The role of
flavonoids in CVD, especially in
strokes, is unclear. Our aim was to study the role of
flavonoids in CVD. We studied the association between the intakes of five subclasses (
flavonols,
flavones,
flavanones, flavan-3-ols and
anthocyanidins), a total of twenty-six
flavonoids, on the risk of
ischaemic stroke and CVD mortality. The study population consisted of 1950 eastern Finnish men aged 42-60 years free of prior CHD or
stroke as part of the prospective population-based Kuopio Ischaemic
Heart Disease Risk Factor Study. During an average follow-up time of 15.2 years, 102
ischaemic strokes and 153 CVD deaths occurred. In the Cox proportional hazards model adjusted for age and examination years, BMI,systolic blood pressure,
hypertension medication, serum HDL- and
LDL-cholesterol, serum TAG, maximal
oxygen uptake, smoking, family history of CVD, diabetes, alcohol intake, energy-adjusted intake of
folate,
vitamin E, total fat and saturated fat intake (percentage of energy), men in the highest quartile of
flavonol and
flavan-3-ol intakes had a relative risk of 0.55 (95% CI 0.31, 0.99) and 0.59 (95% CI 0.30, 1.14) for
ischaemic stroke, respectively, as compared with the lowest quartile.
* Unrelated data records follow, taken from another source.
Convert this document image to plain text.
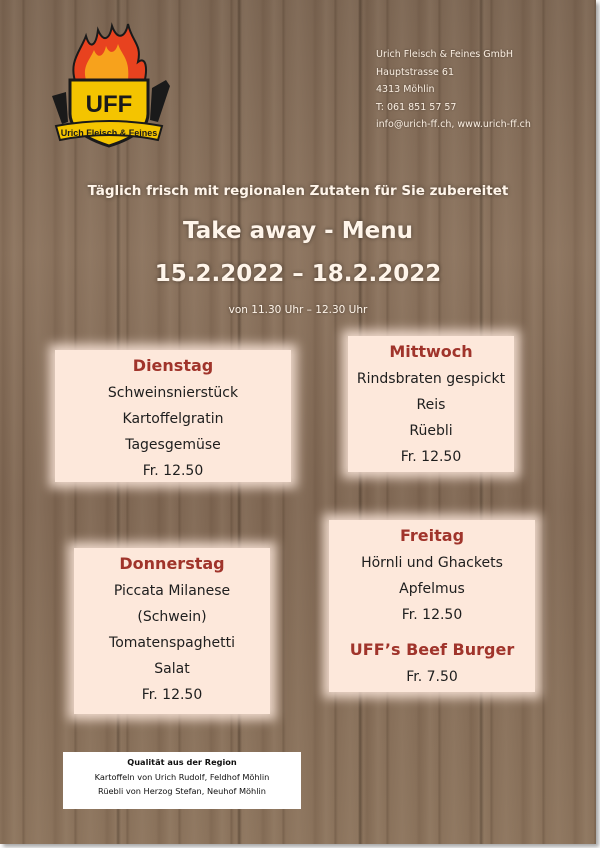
UFF
Urich Fleisch & Feines
Urich Fleisch & Feines GmbH
Hauptstrasse 61
4313 Möhlin
T: 061 851 57 57
info@urich-ff.ch, www.urich-ff.ch
Täglich frisch mit regionalen Zutaten für Sie zubereitet
Take away - Menu
15.2.2022 – 18.2.2022
von 11.30 Uhr – 12.30 Uhr
Dienstag
Schweinsnierstück
Kartoffelgratin
Tagesgemüse
Fr. 12.50
Mittwoch
Rindsbraten gespickt
Reis
Rüebli
Fr. 12.50
Donnerstag
Piccata Milanese
(Schwein)
Tomatenspaghetti
Salat
Fr. 12.50
Freitag
Hörnli und Ghackets
Apfelmus
Fr. 12.50
UFF’s Beef Burger
Fr. 7.50
Qualität aus der Region
Kartoffeln von Urich Rudolf, Feldhof Möhlin
Rüebli von Herzog Stefan, Neuhof Möhlin
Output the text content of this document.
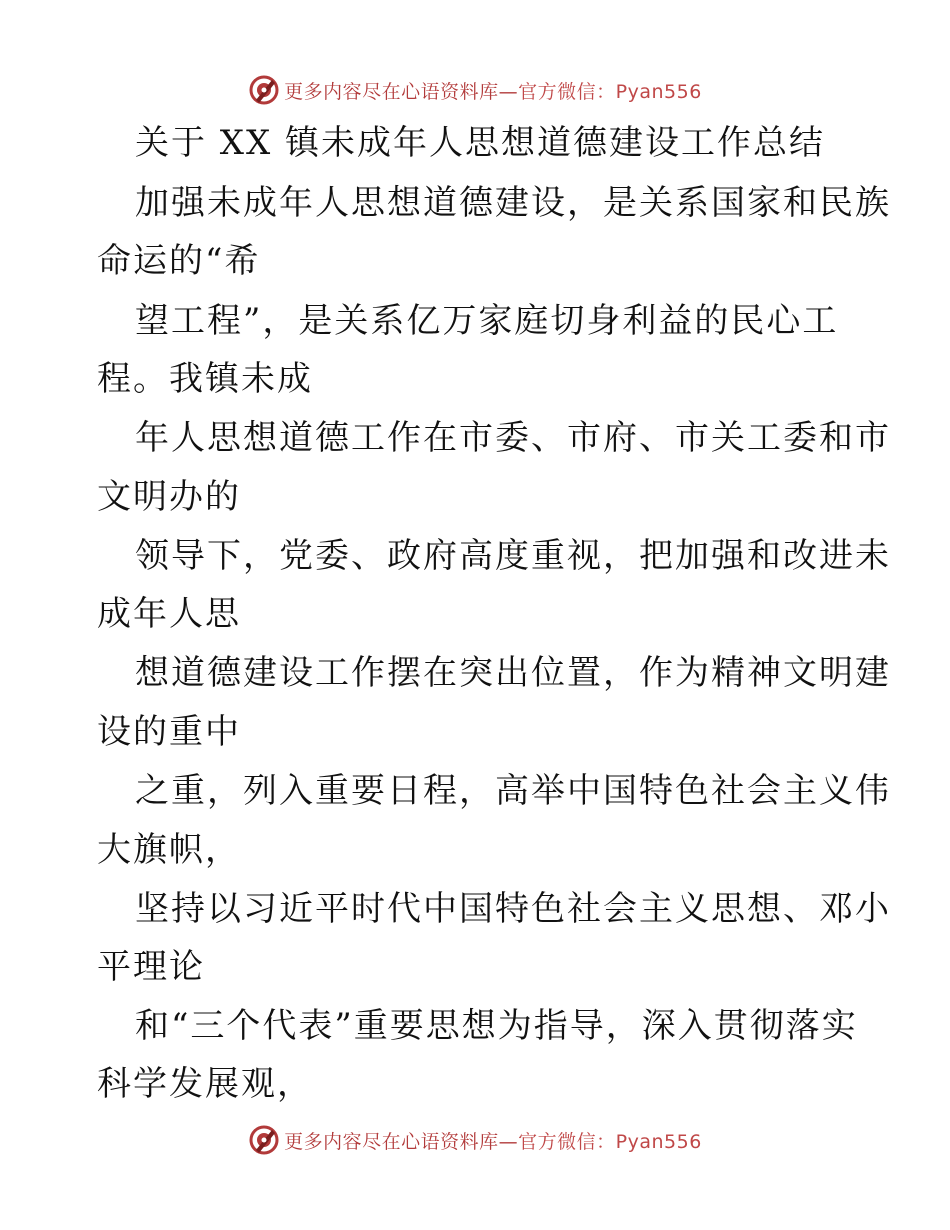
更多内容尽在心语资料库—官方微信：Pyan556
关于 XX 镇未成年人思想道德建设工作总结
加强未成年人思想道德建设，是关系国家和民族
命运的“希
望工程”，是关系亿万家庭切身利益的民心工
程。我镇未成
年人思想道德工作在市委、市府、市关工委和市
文明办的
领导下，党委、政府高度重视，把加强和改进未
成年人思
想道德建设工作摆在突出位置，作为精神文明建
设的重中
之重，列入重要日程，高举中国特色社会主义伟
大旗帜，
坚持以习近平时代中国特色社会主义思想、邓小
平理论
和“三个代表”重要思想为指导，深入贯彻落实
科学发展观，
更多内容尽在心语资料库—官方微信：Pyan556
After multivariate adjustment, the relative risk for CVD death in the highest quartile of
flavanone and
flavone intakes were 0.54 (95% CI 0.32, 0.92) and 0.65 (95% CI 0.40, 1.05), respectively. The present results suggest that high intakes of
flavonoids may be associated with decreased risk of
ischaemic stroke and possibly with reduced CVD mortality.